Properties copied from CSS2 are placed in a box with wide black borders, and properties derived from CSS2 properties are placed in a box with thin black borders.

  • The first nine sets of property definitions have been arranged into groups based on similar functionality and the fact that they apply to many formatting objects. In the formatting object descriptions the group name is referred to rather than referring to the individual properties.

    • Common Accessibility Properties

      This set of properties are used to support accessibility.

    • Common Absolute Position Properties

      This set of properties controls the position and size of formatted areas with absolute positioning.

    • Common Aural Properties

      This group of properties controls the aural rendition of the content of a formatting object. They appear on all formatting objects that contain content and other formatting objects that group other formatting objects and where that grouping is necessary for the understanding of the aural rendition. An example of the latter is fo:table-and-caption.

    • Common Border, Padding, and Background Properties

      This set of properties controls the backgrounds and borders on the block-areas and inline-areas.

    • Common Font Properties

      This set of properties controls the font selection on all formatting objects that can contain text.

    • Common Hyphenation Properties

      Control of hyphenation for line-breaking, including language, script, and country.

    • Common Margin Properties-Block

      These properties set the spacing and indents surrounding block-level formatting objects.

    • Common Margin Properties-Inline

      These properties set the spacing surrounding inline-level formatting objects.

    • Common Relative Position Properties

      This set of properties controls the position of formatted areas with relative positioning.

  • The remaining properties are used on a number of formatting objects. These are arranged into clusters of similar functionality to organize the property descriptions.

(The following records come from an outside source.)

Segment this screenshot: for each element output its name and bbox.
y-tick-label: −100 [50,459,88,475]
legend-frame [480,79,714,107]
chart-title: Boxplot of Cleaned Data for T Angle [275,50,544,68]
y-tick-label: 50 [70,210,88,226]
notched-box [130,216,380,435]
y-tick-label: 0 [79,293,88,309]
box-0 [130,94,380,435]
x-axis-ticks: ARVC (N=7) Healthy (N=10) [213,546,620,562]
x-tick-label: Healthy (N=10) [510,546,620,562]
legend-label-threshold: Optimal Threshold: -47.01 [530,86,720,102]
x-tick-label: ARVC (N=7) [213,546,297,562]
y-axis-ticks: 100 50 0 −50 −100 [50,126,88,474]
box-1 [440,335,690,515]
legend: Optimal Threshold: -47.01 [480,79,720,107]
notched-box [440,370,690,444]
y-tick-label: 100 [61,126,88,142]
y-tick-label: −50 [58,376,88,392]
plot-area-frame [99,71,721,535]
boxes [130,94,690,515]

In the formatting object description the individual properties are referenced.

    • Area Alignment Properties

      Properties that control the alignment of inline-areas with respect to each other, particularly in relation to the mixing of different baselines for different scripts. In addition, there are two properties: "display-align" and "relative-align" that control the placement of block-areas.

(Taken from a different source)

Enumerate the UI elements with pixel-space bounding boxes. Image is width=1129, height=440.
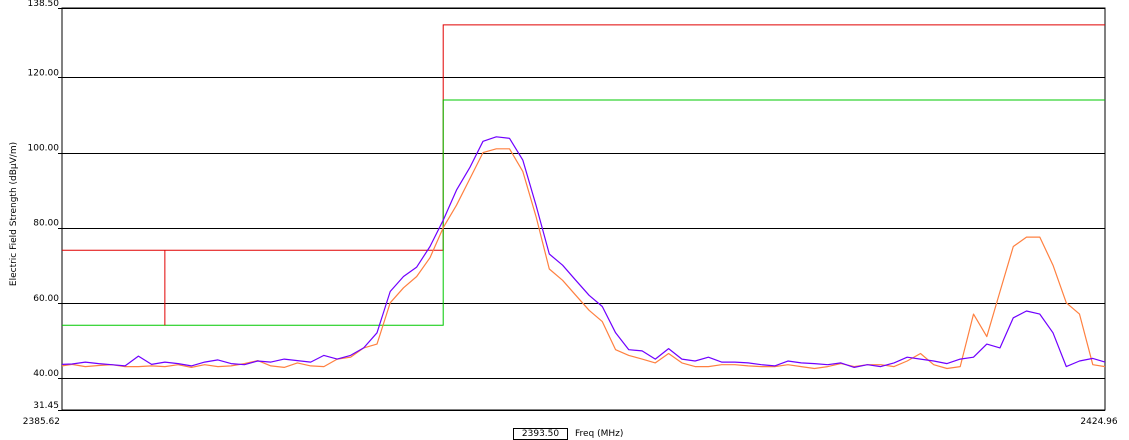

    • Area Dimension Properties

      Properties that control the dimensions of both block-areas and inline-areas.

    • Block and Line-related Properties

      Properties that govern the construction of line-areas and the placement of these line-areas within containing block-areas.

    • Character Properties

      Properties that govern the presentation of text, including word spacing, letter spacing, and word space treatment and suppression.

    • Color-related Properties

      Properties that govern color and color-model selection.

    • Float-related properties

      Properties governing the placement of both side-floats (start- and end-floats) and before-floats ("top" floats in "lr-tb" writing-mode).

    • Keeps and Breaks Properties

      Properties that control keeps and breaks across pages, columns, and lines, including widow and orphan control and keeping content together.

    • Layout-related Properties

      These properties control what is "top" ("reference-orientation") as well as clipping, overflow, and column-spanning conditions.

    • Leader and Rule Properties

      Properties governing the construction of leaders and horizontal rules.

    • Properties for Dynamic Effects

      Properties governing the presentation and actions associated with links and other dynamic effects.

    • Properties for Markers

      Properties governing the creation and retrieval of markers. Markers are used typically for "dictionary" headers and footers.

    • Properties for Number to String Conversions

      Properties used in the construction of page-numbers and other formatter-based numbering.

    • Pagination and Layout Properties

      These properties govern the sequencing, layout, and instantiation of pages, including: the page size and orientation, sizes of regions on the page-master, the identification and selection of page-masters, division of the body region into columns, and the assignment of content flows to layout regions.

    • Table Properties

      Properties governing the layout and presentation of tables.

    • Writing-mode-related Properties

      Properties related to various aspects of "directionality" and writing-mode influencing block-progression-direction and inline-progression-direction.

    • Miscellaneous Properties

      These properties did not reasonably fit into any of the other categories.

  • Shorthand Properties

    Shorthand properties that are part of the complete conformance set. Shorthands expand to the individual properties that may be used in place of shorthands.